Di lain kisah, senada dengan Antok Agusta, dalam tulisannya berjudul: Hidayah itu Terserah Allah (Alif.id, Senin, 31 Agustus 2020), yang menghikayatkan Habib Quraisy bin Qosim Baharun Cirebon di saat bertemu Annemarie Schimmel (Orientalis asal Jerman) di pesawat terbang. Singkat cerita, keterkaguman Habib membuncah di saat mendengar penjelasan Schimmel yang hafal Alquran, Hadits, dan Kitab-kitab klasik para ulama di luar kepala. Namun demikian, di saat ditanya mengapa Schimmel tidak memeluk Islam, dikarenakan gelar ulama besar layak disandangnya. Schimmel, menjawab bahwa dirinya belum mendapat hidayah dan inayah dari Allah Swt. Betapa kagetnya Habib Quraisy, hingga tak segan meneteskan air mata.
Agama yang Memanusiakan
Meminjam ulasan KH. Ali Yafie (1997: 146) tentang pemahaman ajaran Islam, bahwa kualitas kaum muslimin sejatinya menitik-beratkan pada kehadiran kualitas pribadi muslim yang arif (memahami dan menghayati) serta mengamalkan ajaran Islam sebaik-baiknya. Tanpa ada kepura-puraan dan keterpaksaan.

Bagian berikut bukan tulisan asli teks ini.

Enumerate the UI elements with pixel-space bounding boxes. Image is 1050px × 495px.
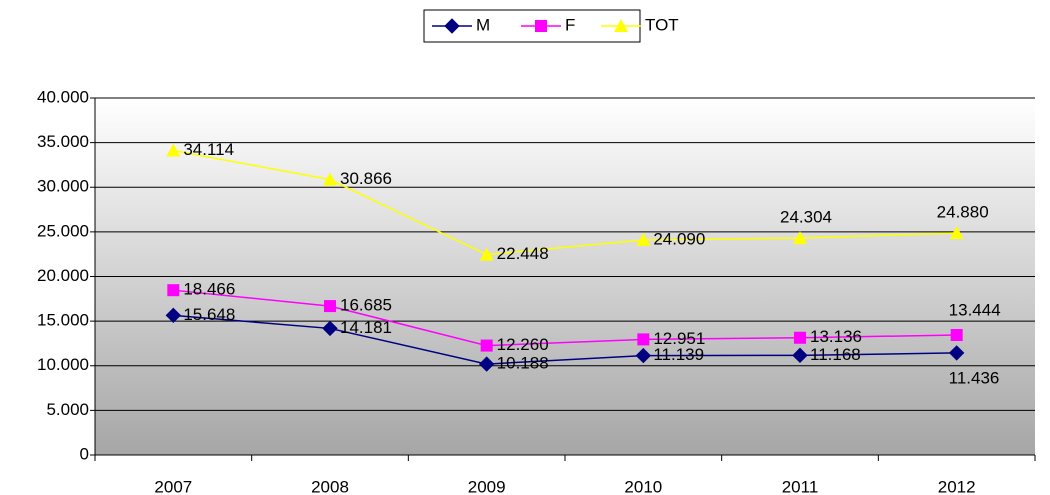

Islam itu merupakan agama yang suci, dan dijalankan dengan totalitas penghambaan diri seutuhnya. Senada dengan Komaruddin Hidayat, berjudul: Agama untuk Kemanusiaan (Kompas, Rabu, 26/01/1994), bahwa ajaran agama yang diwahyukan Tuhan untuk kepentingan manusia. Dengan bimbingan agama diharapkan manusia mendapatkan pegangan pasti dan yang benar dalam menjalani hidupnya, dan membangun peradabannya. Karena agama diwahyukan untuk manusia, bukan tercipta untuk kepentingan agama.
Akhirnya, marilah kita rawat marwah agama yang senantiasa berjalan dengan baik; hubungan dengan Tuhan dan kemanusiaan. Bukankah menampilkan wajah Islam itu menyenangkan serta menebar keindahan bagi semesta alam? Tidak ada salahnya kita menjadi hamba Tuhan yang humanis.